In a 1997 Finals huddle, with the game on the line, everyone assumed the last shot would go to the greatest scorer on the floor. Instead, Michael Jordan told Steve Kerr to “be ready” – and the role player hit the winner. This year’s market has felt like that huddle: for a long stretch, we said a healthier bull market needed more than the usual superstars. Now the “role players” are taking (and making) big shots – non-Magnificent 7 stocks, international, and emerging markets.

Where the Fed’s Huddle Stands

Inflation is still above target, but not running away. The Fed’s preferred  gauge, core PCE, is rising about 2.9% year over year (August), while core CPI is running near 3.1% – both well above the 2% goal, but not accelerating sharply.

Tariffs haven’t ignited a new spike yet. Companies have signaled they may delay or phase in tariff pass-throughs, which helps explain why inflation hasn’t jumped on impact—at least so far. We’re watching this closely into year-end.

Labor is cooling. The unemployment rate recently ticked up to around 4.3%, job openings keep drifting lower, ADP (Automatic Data Processing- they put out the national employment report each month) reported a small decline in private payrolls for September, and planned hiring intentions hit their lowest since 2009 – all signs of a softer labor market.

Our base case: the Fed cuts two more times this year to insure against labor softness without declaring victory on inflation. Futures markets have leaned that way in recent weeks. The dilemma gets harder if inflation re-accelerates in early 2026 while the job market is already weakening.

Breadth Is Finally Hitting Shots

For much of 2023–24, a handful of mega-caps carried the score. But breadth has broadened: earlier this year, none of the “Magnificent 7” ranked among the S&P 500’s top-50 performers (a striking snapshot of the rotation), and leadership lists have repeatedly featured non-mega-cap winners. That’s the bench contributing.

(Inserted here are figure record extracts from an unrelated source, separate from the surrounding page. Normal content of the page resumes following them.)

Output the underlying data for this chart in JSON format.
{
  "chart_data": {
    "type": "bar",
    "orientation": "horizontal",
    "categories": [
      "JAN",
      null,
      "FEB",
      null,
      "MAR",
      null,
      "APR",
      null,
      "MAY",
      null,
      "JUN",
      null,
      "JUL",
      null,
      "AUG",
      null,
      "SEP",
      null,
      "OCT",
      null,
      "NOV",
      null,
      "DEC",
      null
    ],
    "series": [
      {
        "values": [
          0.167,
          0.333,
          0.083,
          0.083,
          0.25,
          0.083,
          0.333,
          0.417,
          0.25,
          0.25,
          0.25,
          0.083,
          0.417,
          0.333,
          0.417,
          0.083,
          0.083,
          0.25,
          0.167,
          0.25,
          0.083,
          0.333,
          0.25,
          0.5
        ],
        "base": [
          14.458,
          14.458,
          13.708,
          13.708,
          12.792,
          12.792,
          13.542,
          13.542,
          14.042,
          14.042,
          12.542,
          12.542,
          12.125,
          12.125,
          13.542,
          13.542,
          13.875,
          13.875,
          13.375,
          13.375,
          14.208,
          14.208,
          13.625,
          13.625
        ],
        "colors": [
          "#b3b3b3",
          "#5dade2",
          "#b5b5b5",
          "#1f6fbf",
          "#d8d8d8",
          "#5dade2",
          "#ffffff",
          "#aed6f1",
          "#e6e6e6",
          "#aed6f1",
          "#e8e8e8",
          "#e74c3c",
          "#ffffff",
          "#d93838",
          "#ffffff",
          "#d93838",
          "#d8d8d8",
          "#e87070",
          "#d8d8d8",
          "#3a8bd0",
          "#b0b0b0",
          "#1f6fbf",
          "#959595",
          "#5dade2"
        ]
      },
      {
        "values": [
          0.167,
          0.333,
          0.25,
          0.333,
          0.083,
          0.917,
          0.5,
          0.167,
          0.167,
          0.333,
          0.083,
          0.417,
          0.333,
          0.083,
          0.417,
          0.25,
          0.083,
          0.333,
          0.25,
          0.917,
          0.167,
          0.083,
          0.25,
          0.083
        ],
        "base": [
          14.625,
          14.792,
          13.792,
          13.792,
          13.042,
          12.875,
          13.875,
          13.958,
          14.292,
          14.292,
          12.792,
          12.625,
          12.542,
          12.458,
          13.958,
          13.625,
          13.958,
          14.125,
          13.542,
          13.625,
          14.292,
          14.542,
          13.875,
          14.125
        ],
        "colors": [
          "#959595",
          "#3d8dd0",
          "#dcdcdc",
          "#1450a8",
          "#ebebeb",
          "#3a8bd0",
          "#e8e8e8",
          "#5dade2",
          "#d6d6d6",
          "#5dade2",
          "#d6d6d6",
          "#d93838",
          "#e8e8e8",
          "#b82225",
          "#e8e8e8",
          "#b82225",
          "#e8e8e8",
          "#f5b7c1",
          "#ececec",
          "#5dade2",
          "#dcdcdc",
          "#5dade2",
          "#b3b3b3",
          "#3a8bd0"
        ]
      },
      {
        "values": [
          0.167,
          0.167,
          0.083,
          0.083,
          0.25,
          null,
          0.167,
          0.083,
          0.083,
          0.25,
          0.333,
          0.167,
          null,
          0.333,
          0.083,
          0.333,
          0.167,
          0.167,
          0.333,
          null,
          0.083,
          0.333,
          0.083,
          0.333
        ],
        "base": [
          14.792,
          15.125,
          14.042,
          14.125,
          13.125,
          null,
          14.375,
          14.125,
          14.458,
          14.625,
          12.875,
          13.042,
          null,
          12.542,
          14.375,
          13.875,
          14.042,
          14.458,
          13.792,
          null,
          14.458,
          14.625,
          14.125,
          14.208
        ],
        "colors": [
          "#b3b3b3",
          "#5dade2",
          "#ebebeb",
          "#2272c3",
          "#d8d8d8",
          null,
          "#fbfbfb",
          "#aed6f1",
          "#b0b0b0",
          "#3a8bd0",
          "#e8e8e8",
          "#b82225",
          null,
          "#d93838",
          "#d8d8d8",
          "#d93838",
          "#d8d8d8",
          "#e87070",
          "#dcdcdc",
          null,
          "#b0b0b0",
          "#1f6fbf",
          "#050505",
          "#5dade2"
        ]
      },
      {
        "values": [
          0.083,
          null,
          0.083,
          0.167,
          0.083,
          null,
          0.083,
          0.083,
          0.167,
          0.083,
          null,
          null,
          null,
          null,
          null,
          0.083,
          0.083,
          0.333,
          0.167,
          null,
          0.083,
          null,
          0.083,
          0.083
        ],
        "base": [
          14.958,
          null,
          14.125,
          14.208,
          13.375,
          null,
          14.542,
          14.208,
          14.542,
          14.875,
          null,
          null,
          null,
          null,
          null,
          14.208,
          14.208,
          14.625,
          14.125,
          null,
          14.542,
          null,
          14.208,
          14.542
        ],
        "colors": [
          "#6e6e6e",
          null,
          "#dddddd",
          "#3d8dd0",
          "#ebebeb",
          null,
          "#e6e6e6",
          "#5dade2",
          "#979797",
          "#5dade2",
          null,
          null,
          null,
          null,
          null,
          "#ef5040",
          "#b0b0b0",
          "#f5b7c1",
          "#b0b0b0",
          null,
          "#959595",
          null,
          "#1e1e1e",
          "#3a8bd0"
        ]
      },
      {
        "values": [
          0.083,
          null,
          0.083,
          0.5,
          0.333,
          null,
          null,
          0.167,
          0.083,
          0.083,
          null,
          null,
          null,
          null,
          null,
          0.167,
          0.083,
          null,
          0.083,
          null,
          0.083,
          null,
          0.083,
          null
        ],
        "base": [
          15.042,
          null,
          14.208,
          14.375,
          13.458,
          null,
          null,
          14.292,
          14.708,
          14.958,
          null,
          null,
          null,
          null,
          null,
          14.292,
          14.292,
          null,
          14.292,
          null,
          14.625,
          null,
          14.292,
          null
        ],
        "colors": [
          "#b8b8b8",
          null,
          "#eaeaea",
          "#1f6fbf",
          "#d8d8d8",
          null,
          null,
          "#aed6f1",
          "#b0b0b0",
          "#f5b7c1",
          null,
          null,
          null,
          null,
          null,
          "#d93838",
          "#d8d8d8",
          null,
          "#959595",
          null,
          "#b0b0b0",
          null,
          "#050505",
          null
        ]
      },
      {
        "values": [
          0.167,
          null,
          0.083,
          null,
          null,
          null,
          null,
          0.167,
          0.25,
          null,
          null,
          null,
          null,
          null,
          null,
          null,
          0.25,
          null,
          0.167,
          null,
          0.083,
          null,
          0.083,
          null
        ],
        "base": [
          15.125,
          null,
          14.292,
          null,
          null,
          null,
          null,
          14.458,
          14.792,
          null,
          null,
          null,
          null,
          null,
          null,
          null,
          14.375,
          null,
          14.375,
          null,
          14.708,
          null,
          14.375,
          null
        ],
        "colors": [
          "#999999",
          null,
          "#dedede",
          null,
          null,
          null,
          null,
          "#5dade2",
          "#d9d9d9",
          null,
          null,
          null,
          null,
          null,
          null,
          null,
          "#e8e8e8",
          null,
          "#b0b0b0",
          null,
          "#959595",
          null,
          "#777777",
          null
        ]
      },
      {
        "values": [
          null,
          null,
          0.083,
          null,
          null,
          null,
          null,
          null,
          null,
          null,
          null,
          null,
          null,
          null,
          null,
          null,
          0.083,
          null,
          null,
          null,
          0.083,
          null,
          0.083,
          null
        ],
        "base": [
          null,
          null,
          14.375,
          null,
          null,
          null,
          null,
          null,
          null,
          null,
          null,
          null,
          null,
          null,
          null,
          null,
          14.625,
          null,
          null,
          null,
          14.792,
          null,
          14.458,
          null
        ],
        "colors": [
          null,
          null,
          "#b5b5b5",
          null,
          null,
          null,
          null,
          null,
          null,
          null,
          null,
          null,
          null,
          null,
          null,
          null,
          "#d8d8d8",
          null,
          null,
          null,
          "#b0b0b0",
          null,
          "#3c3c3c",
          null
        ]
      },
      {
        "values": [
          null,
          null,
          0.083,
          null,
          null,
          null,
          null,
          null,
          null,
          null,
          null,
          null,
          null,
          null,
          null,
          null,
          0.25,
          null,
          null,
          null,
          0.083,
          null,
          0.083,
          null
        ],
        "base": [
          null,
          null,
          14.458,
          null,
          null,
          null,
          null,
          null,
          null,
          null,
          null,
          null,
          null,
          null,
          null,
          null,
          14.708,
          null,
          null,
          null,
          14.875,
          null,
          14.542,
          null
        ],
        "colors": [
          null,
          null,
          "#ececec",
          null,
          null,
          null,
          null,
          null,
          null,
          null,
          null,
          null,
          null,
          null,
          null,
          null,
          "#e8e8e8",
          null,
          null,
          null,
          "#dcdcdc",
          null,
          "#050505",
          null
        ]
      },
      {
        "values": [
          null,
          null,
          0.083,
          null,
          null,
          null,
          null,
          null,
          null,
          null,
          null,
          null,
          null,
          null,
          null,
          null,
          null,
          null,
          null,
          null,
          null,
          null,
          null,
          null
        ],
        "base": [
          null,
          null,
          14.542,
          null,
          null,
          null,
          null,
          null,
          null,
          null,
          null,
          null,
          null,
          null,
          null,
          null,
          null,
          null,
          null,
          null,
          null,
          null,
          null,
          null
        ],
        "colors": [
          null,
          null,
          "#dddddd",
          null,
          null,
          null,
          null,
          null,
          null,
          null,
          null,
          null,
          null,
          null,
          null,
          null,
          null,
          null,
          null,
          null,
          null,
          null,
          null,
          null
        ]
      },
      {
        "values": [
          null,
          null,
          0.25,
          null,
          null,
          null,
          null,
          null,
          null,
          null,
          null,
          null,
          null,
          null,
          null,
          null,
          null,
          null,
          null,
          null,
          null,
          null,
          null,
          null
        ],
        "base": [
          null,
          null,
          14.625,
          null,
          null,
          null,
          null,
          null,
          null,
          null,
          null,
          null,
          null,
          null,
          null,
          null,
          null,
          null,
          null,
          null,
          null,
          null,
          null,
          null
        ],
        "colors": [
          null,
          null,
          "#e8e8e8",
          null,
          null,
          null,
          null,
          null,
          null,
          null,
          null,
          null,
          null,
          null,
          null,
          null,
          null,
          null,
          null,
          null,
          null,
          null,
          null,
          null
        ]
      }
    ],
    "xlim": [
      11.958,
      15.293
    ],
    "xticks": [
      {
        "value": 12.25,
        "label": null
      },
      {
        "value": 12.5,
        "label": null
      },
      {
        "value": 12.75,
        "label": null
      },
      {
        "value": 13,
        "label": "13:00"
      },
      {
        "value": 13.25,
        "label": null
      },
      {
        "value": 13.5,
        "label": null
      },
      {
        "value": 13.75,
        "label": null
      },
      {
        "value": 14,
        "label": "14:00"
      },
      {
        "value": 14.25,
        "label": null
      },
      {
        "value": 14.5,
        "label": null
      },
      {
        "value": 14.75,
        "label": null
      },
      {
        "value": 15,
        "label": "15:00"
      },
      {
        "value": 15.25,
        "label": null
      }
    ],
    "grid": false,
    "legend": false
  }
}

Earnings are doing real work. S&P 500 earnings grew ~12% in Q2 and are expected to keep growing (consensus ~8% for Q3), so this isn’t all multiple expansion (when price goes up more than earnings). Fundamentals are helping the rally hold together.

Valuations: Stars Are Expensive, the Bench Is Cheaper

  • Large US stocks: The Shiller CAPE ratio for the S&P 500 (which assesses the stock market’s pricing by adjusting past earnings for inflation over a decade) sits near cycle highs, historically associated with modest forward returns if everything else is equal. (CAPE = price divided by a 10-year inflation-adjusted average of earnings.) 
  • International: Non-US equities trade at a ~24% forward P/E (price-to-earnings) discount to US equities – near a 21st-century extreme – with several markets posting strong YTD runs and even notching record highs lately. (Translation: cheaper prices for the same dollar of earnings.)
  • Small caps: After a long drought, investors have rotated toward cheaper small caps; recent months saw notable small-cap outperformance as valuations attracted buyers.

Macro Path: Still a Bull, But Expect a Soft Stretch

We remain in a bull market, but we expect slower US GDP growth in the coming quarters versus the spring rebound, and we see a decent chance of a healthy pullback as the Fed navigates its trade-offs and as tariff effects filter through.

Two watch items for the next leg:

  1. AI spending: Capex (capital expenditure- funds companies spend on major, long-term assets like property or technology) remains massive and supportive, but if investors don’t see clear ROI soon – especially among industrials riding the data-center build-out – the narrative could turn quickly and pressure high flyers.
  2. Rates narrative: We think rates drift lower near term (labor softening, Fed easing), but if inflation chatter reignites, yields can go back up again. We’re long duration for now, but we’re prepared to pivot shorter if the inflation narrative flips.

Positioning

  • Equities: Stay core US but lean into the “Kerr line-up” – quality small caps and international developed – where valuations are more forgiving and participation is broadening.
  • Fixed income: Favor intermediate/long duration as the base case, with flexibility to shorten if inflation data or tariff pass-throughs pick up meaningfully.
  • Risk management: Expect more two-way trading into year-end; let earnings be your compass and avoid over-paying for the stars when the bench is producing.

Closing: The Kerr Principle

The best teams win when everyone can score. This year, the market’s winners haven’t just been the usual headliners; the role players – international stocks, the “rest” of the S&P 500, and parts of small-cap land – have stepped up. We’re still in a bull market, but the Fed’s changing dynamic argues for a bit more caution and a willingness to pass the ball to where the value is. In other words: be ready, Kerr.